I smirked in the light. I couldn’t wait to get home and tell Bilal that Gabrielle had arrived at my original film idea.

“But now I’m thinking . . . meta would have been good. Me filming you. You not knowing,” Gabrielle mused.

I turned to the gray square on the screen in front of us, seemingly frozen in anticipation of the film to come.

“Well, we caaan still do that if you want,” I said, something new, a feeling I’d never felt, growing inside me. It was erasing the previous anxiety I’d felt—at the deadline for the film, the move here, everything.

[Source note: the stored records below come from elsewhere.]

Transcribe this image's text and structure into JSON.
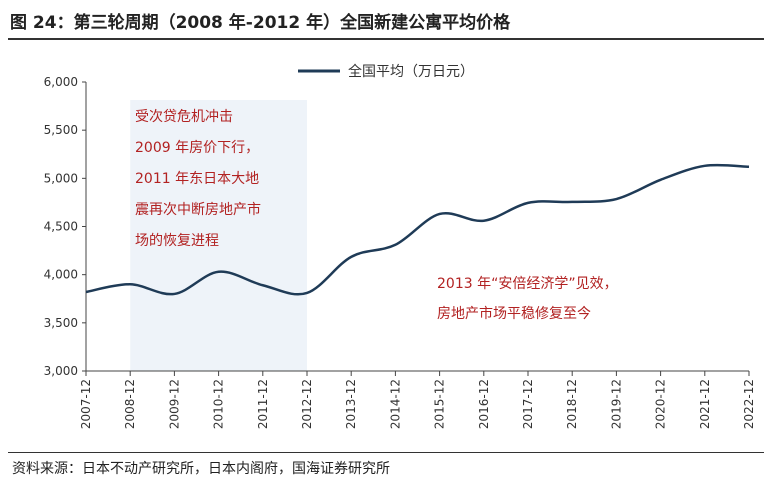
{
  "title": "图 24：第三轮周期（2008 年-2012 年）全国新建公寓平均价格",
  "source": "资料来源：日本不动产研究所，日本内阁府，国海证券研究所",
  "chart_data": {
    "type": "line",
    "categories": [
      "2007-12",
      "2008-12",
      "2009-12",
      "2010-12",
      "2011-12",
      "2012-12",
      "2013-12",
      "2014-12",
      "2015-12",
      "2016-12",
      "2017-12",
      "2018-12",
      "2019-12",
      "2020-12",
      "2021-12",
      "2022-12"
    ],
    "series": [
      {
        "name": "全国平均（万日元）",
        "values": [
          3820,
          3900,
          3800,
          4030,
          3890,
          3810,
          4185,
          4310,
          4630,
          4560,
          4745,
          4755,
          4785,
          4985,
          5130,
          5120
        ],
        "color": "#1f3b57"
      }
    ],
    "ylim": [
      3000,
      6000
    ],
    "yticks": [
      "3,000",
      "3,500",
      "4,000",
      "4,500",
      "5,000",
      "5,500",
      "6,000"
    ],
    "legend": "top",
    "grid": false,
    "shaded_range": [
      "2008-12",
      "2012-12"
    ],
    "shade_color": "#eef3f9",
    "annotations": [
      {
        "lines": [
          "受次贷危机冲击",
          "2009 年房价下行，",
          "2011 年东日本大地",
          "震再次中断房地产市",
          "场的恢复进程"
        ],
        "color": "#b22222"
      },
      {
        "lines": [
          "2013 年“安倍经济学”见效，",
          "房地产市场平稳修复至今"
        ],
        "color": "#b22222"
      }
    ]
  }
}
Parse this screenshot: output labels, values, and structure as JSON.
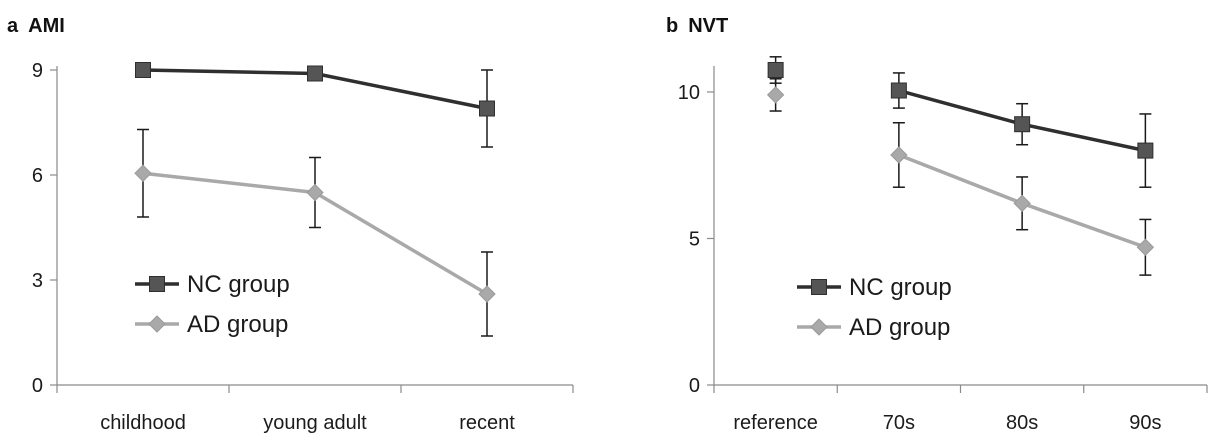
{
  "chart_data": [
    {
      "type": "line",
      "panel_label": "a",
      "title": "AMI",
      "categories": [
        "childhood",
        "young adult",
        "recent"
      ],
      "ylim": [
        0,
        9
      ],
      "yticks": [
        0,
        3,
        6,
        9
      ],
      "grid": false,
      "legend_position": "bottom-left",
      "series": [
        {
          "name": "NC group",
          "color": "#2f2f2f",
          "marker": "square",
          "values": [
            9.0,
            8.9,
            7.9
          ],
          "errors": [
            0,
            0,
            1.1
          ]
        },
        {
          "name": "AD group",
          "color": "#a9a9a9",
          "marker": "diamond",
          "values": [
            6.05,
            5.5,
            2.6
          ],
          "errors": [
            1.25,
            1.0,
            1.2
          ]
        }
      ]
    },
    {
      "type": "line",
      "panel_label": "b",
      "title": "NVT",
      "categories": [
        "reference",
        "70s",
        "80s",
        "90s"
      ],
      "ylim": [
        0,
        10.75
      ],
      "yticks": [
        0,
        5,
        10
      ],
      "grid": false,
      "legend_position": "bottom-left",
      "series": [
        {
          "name": "NC group",
          "color": "#2f2f2f",
          "marker": "square",
          "values": [
            10.75,
            10.05,
            8.9,
            8.0
          ],
          "errors": [
            0.45,
            0.6,
            0.7,
            1.25
          ],
          "connect_from_index": 1
        },
        {
          "name": "AD group",
          "color": "#a9a9a9",
          "marker": "diamond",
          "values": [
            9.9,
            7.85,
            6.2,
            4.7
          ],
          "errors": [
            0.55,
            1.1,
            0.9,
            0.95
          ],
          "connect_from_index": 1
        }
      ]
    }
  ]
}
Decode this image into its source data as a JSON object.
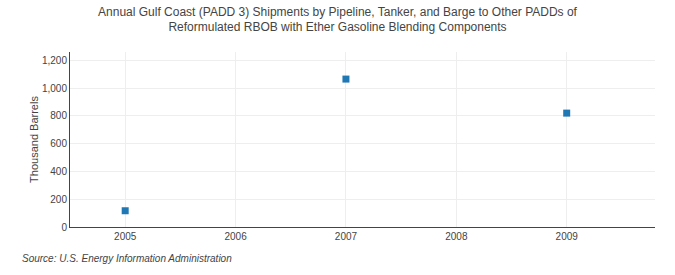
{
  "chart_data": {
    "type": "scatter",
    "title": "Annual Gulf Coast (PADD 3) Shipments by Pipeline, Tanker, and Barge to Other PADDs of\nReformulated RBOB with Ether Gasoline Blending Components",
    "ylabel": "Thousand Barrels",
    "annotations": [
      "Source: U.S. Energy Information Administration"
    ],
    "x": [
      2005,
      2007,
      2009
    ],
    "values": [
      117,
      1065,
      820
    ],
    "xlim": [
      2004.5,
      2009.8
    ],
    "ylim": [
      0,
      1260
    ],
    "xticks": [
      2005,
      2006,
      2007,
      2008,
      2009
    ],
    "yticks": [
      0,
      200,
      400,
      600,
      800,
      {
        "value": 1000,
        "label": "1,000"
      },
      {
        "value": 1200,
        "label": "1,200"
      }
    ],
    "grid": true,
    "marker": "square"
  }
}
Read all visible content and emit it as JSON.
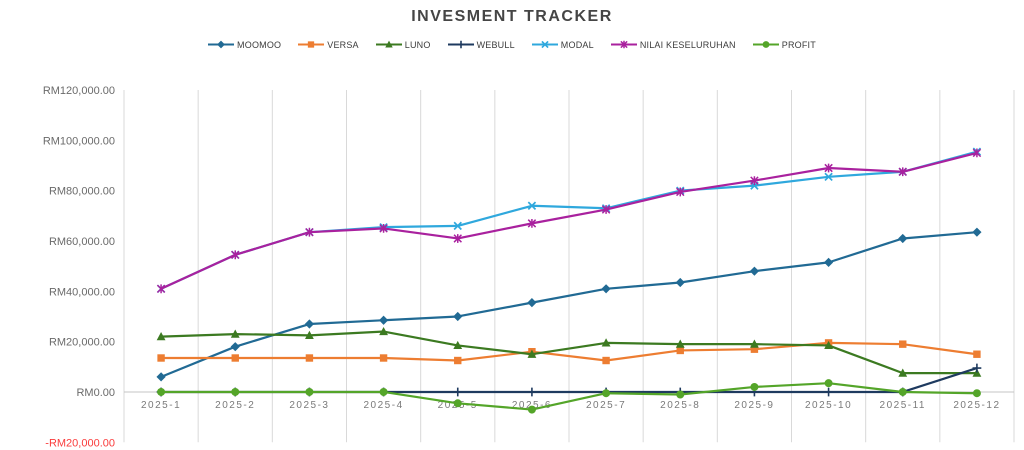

Hope. That was the feeling.

Maybe we didn’t have to compete. Maybe we could just do our films Hungry Heart Row style.

“What do you mean?” Her voice sounded open.

“Maybe we can mix it up. Me finding out about Hungry Heart Row, my new home, you chasing sounds, filming me getting used to this place, especially its food. Combine it all. One film, two directors. Simple yet complex.” I said all this to the screen, afraid to look at her.

Then I just had to see her face, so I turned.

Gabrielle was gazing at the gray screen ahead too, seeing what could be, the light of my phone showing a faint smile growing on her nodding face.

And then, just like that, I got what Valimma had been trying to tell me before about Hungry Heart Row: People here wanted you to love what they offered. They wanted it so much.

And if you saw this, saw how much this want was, your part in the whole thing would just fall into place: You’d love back.

I offered Gabrielle a bag of bountiful flavor. “Popcorn?”